Why not? Video is a much more tractable problem because you have much more information to go on.

At this stage there's really only a couple of options. More than there used to be, but still.

When you want to stay faithful to the actual data then your options are limited, for quite a large part of the image a simple convolution is about as good as it gets, except for the edges. Basically the only problem we couldn't solve 20 years ago was excessive ringing (which is why softer scaling algorithms were preferred). You can put quite a lot of effort into getting clearer edges, especially for thin lines, but for most content you can't expect too much more sharpness than what the basic methods get you.

And then there is the generative approach where you just make stuff up. It's quite effective but a bit iffy. It's fine for entertainment but it's debatable if the result is actually a true rescale of the image (and if you average over the distribution of possible images the result is too soft again).

In theory video can do better by merging several frames of the same content.

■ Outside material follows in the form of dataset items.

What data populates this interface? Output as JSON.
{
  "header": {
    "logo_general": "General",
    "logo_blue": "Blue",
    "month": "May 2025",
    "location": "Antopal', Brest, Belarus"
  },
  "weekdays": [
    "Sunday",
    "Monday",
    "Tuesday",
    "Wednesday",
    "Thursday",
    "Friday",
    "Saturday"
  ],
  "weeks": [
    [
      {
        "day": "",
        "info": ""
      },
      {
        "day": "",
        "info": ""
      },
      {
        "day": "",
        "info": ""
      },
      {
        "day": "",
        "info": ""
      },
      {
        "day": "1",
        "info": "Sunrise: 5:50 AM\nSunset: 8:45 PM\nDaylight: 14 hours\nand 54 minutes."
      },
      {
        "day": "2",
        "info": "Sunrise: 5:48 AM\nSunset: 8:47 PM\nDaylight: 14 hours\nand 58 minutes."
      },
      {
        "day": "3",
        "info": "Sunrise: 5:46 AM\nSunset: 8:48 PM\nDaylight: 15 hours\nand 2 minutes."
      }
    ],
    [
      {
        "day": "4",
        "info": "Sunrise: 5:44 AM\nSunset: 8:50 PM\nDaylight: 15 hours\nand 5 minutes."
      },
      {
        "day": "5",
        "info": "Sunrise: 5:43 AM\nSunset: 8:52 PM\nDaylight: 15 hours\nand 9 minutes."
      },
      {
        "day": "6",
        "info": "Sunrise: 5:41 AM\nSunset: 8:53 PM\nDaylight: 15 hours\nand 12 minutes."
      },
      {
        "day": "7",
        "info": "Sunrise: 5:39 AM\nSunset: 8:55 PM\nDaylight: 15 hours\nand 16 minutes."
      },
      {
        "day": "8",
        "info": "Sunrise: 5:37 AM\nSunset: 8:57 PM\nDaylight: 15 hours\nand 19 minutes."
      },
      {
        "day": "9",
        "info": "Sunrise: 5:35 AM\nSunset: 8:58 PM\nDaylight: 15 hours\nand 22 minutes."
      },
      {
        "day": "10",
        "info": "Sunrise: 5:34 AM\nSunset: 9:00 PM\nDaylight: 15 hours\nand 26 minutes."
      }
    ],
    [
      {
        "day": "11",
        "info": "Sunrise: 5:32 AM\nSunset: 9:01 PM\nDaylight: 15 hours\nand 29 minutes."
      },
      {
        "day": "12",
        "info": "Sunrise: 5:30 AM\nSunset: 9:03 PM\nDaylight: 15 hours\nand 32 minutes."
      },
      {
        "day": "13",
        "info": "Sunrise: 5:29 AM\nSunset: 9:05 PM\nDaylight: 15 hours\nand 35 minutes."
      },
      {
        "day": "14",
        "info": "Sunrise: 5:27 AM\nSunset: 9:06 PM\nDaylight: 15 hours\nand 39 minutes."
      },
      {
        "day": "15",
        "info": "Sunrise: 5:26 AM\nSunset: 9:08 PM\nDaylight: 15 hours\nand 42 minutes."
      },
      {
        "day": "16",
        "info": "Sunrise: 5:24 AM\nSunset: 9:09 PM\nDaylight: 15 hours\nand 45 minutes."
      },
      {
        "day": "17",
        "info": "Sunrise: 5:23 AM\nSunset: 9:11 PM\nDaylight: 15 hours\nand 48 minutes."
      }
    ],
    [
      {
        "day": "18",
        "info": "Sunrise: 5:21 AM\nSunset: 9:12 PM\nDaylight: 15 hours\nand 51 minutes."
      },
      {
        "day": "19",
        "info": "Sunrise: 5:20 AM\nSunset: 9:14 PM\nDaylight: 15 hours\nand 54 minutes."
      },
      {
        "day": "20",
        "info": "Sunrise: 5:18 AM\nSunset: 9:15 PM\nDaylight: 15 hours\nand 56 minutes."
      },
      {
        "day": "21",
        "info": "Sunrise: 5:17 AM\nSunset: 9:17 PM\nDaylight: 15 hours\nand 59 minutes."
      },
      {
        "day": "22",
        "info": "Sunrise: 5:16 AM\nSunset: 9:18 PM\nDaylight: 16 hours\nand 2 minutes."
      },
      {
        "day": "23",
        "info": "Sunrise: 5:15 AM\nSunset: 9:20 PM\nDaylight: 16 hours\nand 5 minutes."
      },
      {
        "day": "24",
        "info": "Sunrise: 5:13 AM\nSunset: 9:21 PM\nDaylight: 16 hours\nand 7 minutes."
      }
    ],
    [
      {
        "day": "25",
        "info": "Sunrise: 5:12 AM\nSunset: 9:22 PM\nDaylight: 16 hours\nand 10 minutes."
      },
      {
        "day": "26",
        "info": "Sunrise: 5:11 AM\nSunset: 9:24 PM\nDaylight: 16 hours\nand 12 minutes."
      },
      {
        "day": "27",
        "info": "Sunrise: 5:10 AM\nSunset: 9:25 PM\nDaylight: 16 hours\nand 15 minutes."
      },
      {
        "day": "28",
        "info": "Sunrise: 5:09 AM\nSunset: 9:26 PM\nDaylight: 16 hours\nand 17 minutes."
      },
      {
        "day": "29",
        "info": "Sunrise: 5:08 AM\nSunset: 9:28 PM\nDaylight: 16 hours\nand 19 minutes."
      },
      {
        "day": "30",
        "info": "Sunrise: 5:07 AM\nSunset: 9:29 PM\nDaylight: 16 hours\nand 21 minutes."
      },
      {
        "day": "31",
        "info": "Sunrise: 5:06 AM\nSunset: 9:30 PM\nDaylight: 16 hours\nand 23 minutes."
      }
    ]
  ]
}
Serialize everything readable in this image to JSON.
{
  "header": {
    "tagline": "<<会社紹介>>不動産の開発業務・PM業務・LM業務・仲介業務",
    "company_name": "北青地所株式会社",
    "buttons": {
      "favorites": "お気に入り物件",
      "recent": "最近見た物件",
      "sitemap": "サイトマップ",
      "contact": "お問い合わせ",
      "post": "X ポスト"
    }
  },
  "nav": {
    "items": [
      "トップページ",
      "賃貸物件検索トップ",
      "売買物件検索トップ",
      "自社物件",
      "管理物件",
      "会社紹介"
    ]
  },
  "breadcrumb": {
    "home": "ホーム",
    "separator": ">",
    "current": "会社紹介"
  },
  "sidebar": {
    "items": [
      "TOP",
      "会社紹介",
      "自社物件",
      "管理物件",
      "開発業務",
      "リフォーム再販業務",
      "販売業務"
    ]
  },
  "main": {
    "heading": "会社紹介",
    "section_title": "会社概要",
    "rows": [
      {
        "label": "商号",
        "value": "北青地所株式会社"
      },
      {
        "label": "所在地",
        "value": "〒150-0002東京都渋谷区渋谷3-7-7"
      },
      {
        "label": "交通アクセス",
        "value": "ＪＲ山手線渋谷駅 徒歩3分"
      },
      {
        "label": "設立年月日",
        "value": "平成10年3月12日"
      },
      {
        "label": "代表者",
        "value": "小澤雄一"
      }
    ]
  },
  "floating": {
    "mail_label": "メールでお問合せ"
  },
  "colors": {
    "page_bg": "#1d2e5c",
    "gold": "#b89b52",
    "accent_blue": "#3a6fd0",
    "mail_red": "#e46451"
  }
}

Video is absolutely the easier case - there's a lot more information to go on. A single blurry photo has lost information compared to the original, but you can theoretically recover that information in a video where you get to see the subject with a variety of different blurs/distortions applied.

Note that a limitation of this result is that it assumes a static scene, but that's already a typical limitation of most gaussian splat applications anyway, so it kind of doesn't matter?

this work won't solve that. it requires a video (sequence of images)
If your brain can imagine it de-blurred or de-scuffed, we'll get there with techniques eventually.
Hi,

I'm trying to make an opensource NN camera pipeline (objective is to be able to run on smartphones but offline, not real-time), and I'm still barely managing the demosaicing part... would you be open to discussing with me?